Aventura sem regra: caso no Pico Paraná escancara riscos, falhas de fiscalização e o preço da imprudência no turismo
por Marco Antonio Araujo Jr
Divulgação: M2 Comunicação
Crescimento acelerado do setor contrasta com ausência de legislação específica, fiscalização frágil e despreparo de praticantes; especialista alerta que alta temporada amplia riscos
O encontro do jovem que desapareceu durante uma trilha no Pico Paraná, após buscas intensas, deixou de ser apenas um episódio isolado para se tornar um alerta nacional sobre os limites entre aventura, risco e responsabilidade. O episódio expôs fragilidades na prática do turismo de aventura no Brasil, especialmente em um momento de crescimento acelerado do setor e de aumento expressivo da procura durante o verão e as férias.
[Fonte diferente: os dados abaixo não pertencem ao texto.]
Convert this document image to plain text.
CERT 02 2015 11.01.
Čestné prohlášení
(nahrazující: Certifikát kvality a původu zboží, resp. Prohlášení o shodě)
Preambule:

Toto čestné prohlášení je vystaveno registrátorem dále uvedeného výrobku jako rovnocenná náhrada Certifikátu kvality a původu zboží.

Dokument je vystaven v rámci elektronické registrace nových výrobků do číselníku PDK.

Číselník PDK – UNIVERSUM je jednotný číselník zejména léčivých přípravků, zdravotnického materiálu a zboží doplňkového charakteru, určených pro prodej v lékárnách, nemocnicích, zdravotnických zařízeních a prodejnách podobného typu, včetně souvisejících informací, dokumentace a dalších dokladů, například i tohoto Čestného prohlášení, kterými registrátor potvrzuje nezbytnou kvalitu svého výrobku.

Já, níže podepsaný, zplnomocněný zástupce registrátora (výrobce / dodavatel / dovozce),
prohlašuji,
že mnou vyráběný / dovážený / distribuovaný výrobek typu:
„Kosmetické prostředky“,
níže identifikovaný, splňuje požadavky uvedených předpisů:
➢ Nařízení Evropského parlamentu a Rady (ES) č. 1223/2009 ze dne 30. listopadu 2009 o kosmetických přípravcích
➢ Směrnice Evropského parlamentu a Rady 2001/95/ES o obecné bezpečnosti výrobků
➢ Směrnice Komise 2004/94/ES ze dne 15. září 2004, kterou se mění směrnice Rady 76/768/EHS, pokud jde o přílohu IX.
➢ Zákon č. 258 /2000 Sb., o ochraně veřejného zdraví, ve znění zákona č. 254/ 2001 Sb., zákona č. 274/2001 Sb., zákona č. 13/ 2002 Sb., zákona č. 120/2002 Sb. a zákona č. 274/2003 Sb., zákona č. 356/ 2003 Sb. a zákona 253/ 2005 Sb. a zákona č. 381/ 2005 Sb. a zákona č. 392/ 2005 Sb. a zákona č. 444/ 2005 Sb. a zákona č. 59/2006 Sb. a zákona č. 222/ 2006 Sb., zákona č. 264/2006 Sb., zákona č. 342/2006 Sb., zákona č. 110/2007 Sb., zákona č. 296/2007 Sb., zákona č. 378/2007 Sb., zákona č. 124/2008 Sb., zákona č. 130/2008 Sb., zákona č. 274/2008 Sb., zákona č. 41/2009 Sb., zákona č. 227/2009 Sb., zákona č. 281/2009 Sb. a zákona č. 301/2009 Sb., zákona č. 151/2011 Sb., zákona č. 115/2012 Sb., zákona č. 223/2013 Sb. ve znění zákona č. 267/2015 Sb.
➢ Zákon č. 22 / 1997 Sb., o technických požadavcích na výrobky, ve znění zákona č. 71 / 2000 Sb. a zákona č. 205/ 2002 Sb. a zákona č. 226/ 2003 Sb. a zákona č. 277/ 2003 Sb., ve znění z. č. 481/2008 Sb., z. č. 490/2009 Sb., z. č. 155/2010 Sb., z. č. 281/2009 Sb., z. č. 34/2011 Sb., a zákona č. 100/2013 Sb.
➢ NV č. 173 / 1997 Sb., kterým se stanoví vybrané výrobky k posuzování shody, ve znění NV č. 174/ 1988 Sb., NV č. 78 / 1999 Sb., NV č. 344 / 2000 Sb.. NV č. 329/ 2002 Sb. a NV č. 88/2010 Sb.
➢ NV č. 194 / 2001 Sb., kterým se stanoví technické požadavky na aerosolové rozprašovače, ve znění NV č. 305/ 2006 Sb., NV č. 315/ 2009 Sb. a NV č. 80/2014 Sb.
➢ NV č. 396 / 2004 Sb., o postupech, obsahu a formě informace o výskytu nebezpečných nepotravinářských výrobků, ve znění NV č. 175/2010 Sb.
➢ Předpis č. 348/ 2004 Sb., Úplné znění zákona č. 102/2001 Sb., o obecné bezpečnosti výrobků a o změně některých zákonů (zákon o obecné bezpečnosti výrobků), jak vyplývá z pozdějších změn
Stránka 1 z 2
O alerta ganha ainda mais peso diante dos números. Dados do Ministério do Turismo mostram que o turismo de aventura já representa 13% da preferência nacional e chega a 22% entre jovens de 16 a 24 anos. O país, inclusive, foi recentemente eleito pela U.S. News & World Report como o melhor destino de turismo de aventura do mundo, à frente de destinos tradicionais como Itália, Grécia e Espanha. O reconhecimento internacional, porém, contrasta com a realidade interna de pouca regulamentação, fiscalização limitada e riscos subestimados.
Para o advogado Marco Antonio Araujo Jr., especialista em Direito do Turismo e Direito do Consumidor, o caso evidencia uma distorção perigosa. “O Brasil vende a aventura como produto turístico, mas ainda trata o risco como um problema individual do turista. Isso é um erro. Em atividades de alto risco, a responsabilidade precisa ser compartilhada entre operador, poder público e consumidor”, afirma.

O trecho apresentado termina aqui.